Sei wie du bist! Irgendwann kommt es sowieso raus

Aufführung der DS-AG des Jahrgangs Q2

Selbstverwirklichung und Individualismus sind Ideale unserer Gesellschaft. Doch der Wunsch nach Besonderheit mündet nicht mehr in Eigensinn und persönlichen Ausdruck, sondern ist längst standardisiert. Anders sein macht am meisten Spaß, wenn es genug andere auch sind.

Mit diesem Credo der Gesellschaft haben sich zehn Abiturienten seit Herbst in einer Theater AG beschäftigt und nun in einer abwechslungsreichen Collage unter dem Titel „#selbst du sei“ auf die Bühne gebracht. Mit gewollt origineller Kostümierung spielen sie auf verschiedenen Ebenen das Mantra der Selbstverwirklichung durch: ironisch und witzig, bissig und politisch inkorrekt, aber auch selbstverliebt und melancholisch. Wie ein Refrain zieht sich dabei Robert Gernhardts „Gebet“ durch die Szenen, in dem es am Ende heißt: „Preise künftig meinen Namen/ denn sonst setzt es etwas. Amen“. Mal wird es pathetisch, mal kindlich, mal erotisch und aggressiv vorgetragen.

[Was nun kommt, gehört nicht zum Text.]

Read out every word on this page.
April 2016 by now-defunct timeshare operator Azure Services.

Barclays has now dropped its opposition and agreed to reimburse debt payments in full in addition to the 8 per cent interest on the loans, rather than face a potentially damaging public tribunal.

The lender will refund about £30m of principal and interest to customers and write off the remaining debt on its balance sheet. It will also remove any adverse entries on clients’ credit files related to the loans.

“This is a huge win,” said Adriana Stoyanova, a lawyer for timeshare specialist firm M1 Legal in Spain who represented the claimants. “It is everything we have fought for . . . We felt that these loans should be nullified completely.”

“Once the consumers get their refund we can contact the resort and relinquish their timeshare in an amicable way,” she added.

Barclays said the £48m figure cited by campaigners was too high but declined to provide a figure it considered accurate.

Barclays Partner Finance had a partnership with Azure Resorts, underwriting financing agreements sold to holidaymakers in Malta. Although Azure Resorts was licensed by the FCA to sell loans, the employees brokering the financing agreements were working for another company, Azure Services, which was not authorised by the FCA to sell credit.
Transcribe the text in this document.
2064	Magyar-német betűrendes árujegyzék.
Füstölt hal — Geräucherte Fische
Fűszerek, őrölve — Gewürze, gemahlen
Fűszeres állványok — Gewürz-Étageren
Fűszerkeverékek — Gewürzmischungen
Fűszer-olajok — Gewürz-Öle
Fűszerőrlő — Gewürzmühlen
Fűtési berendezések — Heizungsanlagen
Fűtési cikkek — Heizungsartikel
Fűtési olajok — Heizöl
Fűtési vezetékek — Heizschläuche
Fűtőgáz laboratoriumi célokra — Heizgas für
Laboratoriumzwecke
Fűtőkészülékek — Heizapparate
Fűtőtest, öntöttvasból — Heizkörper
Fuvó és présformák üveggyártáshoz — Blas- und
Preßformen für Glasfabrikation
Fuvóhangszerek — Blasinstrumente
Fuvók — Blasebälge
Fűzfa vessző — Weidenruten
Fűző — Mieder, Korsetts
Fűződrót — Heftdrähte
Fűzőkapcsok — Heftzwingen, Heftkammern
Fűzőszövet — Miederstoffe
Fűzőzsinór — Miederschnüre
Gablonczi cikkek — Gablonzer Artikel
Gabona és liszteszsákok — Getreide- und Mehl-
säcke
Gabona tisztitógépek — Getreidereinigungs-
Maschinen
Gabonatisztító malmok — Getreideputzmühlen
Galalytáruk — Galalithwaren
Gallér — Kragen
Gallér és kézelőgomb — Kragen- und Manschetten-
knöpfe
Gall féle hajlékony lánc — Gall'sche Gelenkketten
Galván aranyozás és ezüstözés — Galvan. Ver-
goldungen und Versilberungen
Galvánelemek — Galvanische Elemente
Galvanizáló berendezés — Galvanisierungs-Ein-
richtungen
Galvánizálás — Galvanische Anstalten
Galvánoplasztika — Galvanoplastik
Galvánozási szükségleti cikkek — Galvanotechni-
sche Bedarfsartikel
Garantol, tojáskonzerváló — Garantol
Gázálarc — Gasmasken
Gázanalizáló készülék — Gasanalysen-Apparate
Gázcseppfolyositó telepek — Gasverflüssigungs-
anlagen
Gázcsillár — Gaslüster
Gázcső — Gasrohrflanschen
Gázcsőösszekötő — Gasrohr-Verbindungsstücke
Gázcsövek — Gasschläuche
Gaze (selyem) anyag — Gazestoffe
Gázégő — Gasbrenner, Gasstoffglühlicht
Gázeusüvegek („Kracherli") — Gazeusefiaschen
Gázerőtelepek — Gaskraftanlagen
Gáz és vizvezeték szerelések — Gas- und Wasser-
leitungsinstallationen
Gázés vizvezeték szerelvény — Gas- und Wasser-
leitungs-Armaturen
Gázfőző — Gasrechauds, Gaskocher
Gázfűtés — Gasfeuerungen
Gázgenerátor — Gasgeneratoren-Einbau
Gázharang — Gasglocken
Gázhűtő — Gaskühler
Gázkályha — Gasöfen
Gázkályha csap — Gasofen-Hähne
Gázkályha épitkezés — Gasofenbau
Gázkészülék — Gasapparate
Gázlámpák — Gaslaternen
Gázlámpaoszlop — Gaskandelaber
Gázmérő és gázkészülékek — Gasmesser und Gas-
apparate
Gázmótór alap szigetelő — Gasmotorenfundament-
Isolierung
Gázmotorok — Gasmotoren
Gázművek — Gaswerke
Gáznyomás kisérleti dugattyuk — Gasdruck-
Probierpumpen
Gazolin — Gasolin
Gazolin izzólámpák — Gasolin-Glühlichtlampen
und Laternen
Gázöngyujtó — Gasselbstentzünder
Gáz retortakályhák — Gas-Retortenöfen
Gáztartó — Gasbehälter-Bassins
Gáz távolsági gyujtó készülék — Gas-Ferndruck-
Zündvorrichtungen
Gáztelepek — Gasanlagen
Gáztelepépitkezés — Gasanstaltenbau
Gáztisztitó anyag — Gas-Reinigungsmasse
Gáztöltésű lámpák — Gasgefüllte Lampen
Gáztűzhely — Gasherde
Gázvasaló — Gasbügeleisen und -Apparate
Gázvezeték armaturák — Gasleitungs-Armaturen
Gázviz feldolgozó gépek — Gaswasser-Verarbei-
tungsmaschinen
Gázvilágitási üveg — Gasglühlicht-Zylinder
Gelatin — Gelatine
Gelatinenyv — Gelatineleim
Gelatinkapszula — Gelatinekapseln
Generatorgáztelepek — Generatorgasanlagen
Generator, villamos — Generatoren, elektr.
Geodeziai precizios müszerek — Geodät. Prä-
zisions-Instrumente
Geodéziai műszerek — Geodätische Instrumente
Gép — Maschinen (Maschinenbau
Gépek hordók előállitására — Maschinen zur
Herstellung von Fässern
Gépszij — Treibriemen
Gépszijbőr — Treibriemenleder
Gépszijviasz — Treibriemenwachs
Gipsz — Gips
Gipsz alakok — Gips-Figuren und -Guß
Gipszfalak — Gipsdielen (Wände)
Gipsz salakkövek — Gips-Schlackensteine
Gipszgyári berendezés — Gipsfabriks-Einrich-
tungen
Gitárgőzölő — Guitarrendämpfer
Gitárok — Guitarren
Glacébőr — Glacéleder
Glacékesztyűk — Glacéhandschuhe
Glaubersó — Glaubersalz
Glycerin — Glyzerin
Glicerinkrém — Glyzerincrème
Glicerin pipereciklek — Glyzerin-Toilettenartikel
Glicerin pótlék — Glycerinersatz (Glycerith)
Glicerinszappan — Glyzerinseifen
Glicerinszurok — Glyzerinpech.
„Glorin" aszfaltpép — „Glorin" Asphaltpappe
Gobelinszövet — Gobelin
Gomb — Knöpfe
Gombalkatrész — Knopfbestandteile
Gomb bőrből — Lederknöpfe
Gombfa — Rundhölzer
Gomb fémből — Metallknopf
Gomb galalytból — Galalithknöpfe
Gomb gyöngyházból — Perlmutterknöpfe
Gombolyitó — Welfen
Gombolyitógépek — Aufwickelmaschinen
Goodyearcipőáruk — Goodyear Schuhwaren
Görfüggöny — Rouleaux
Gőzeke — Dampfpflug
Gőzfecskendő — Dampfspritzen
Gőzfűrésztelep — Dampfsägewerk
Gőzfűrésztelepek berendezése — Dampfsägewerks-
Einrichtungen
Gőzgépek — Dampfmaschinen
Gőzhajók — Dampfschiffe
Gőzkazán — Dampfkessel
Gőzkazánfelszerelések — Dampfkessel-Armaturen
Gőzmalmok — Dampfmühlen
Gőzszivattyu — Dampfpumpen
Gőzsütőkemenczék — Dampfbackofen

Die Geschöpfe empfinden sich selbst als Schöpfer und laden zum Schluss Priestern gleich ihr Publikum – mit „Werthers Echten“ – zum Abendmahl ein: „Nimm es hin/dass ich was Besond‘res bin“.

Die Verirrungen des Selbstverwirklichungsdiktats treiben schönste Blüten: Marten projiziert seinen Wunsch nach einer Beziehung auf sein Fahrrad Steve, mit dem er das Ende seiner Tage allein auf der Veranda verbringen will und Jakob träumt sich seine Frau als Schokolade: „Am besten ist sie gut gebräunt und nicht so gut verpackt, damit man immer ran kann, wenn man mal Lust hat.“ Ludwig fühlt zwei Seelen in seiner Brust und muss sich am Ende gestehen, dass er nur einem Scheinbild seiner selbst aufgesessen ist. Und Jonas gibt in seinem Videoblog Tipps, auf welchen Wegen man zum Hipster-Look gelangt, dabei gelten die Hipster als Synonym für Menschen, die sich für Totalindividualisten halten, aber alle gleich aussehen.

Allen „Be-yourself“-Aufforderungen zum Trotz gibt es doch noch alle Jahre etwas Verbindendes, das den allgemeinen Individualtrieb zum Erliegen bringt: den Sommerhit mit seinen markanten Tanzmustern. Und so kommt es, dass sich alle in Reih und Glied zusammenfinden und der angenehmsten Uniformität frönen, wenn es gilt, den Macarena zu tanzen, den Ketchup-Song oder den Gangnam Style.

In einer körperlich ausdrucksstarken und sprachlich exakten Performance können die Spielerinnen und Spieler der Aufforderung zum Individualismus einige erhellende Facetten abtrotzen, um am Ende zu zeigen, wie man der Selbstüberforderung doch noch entkommen kann – mit einem Witz: „Don’t be yourself, be a pizza! Everyone loves pizza“.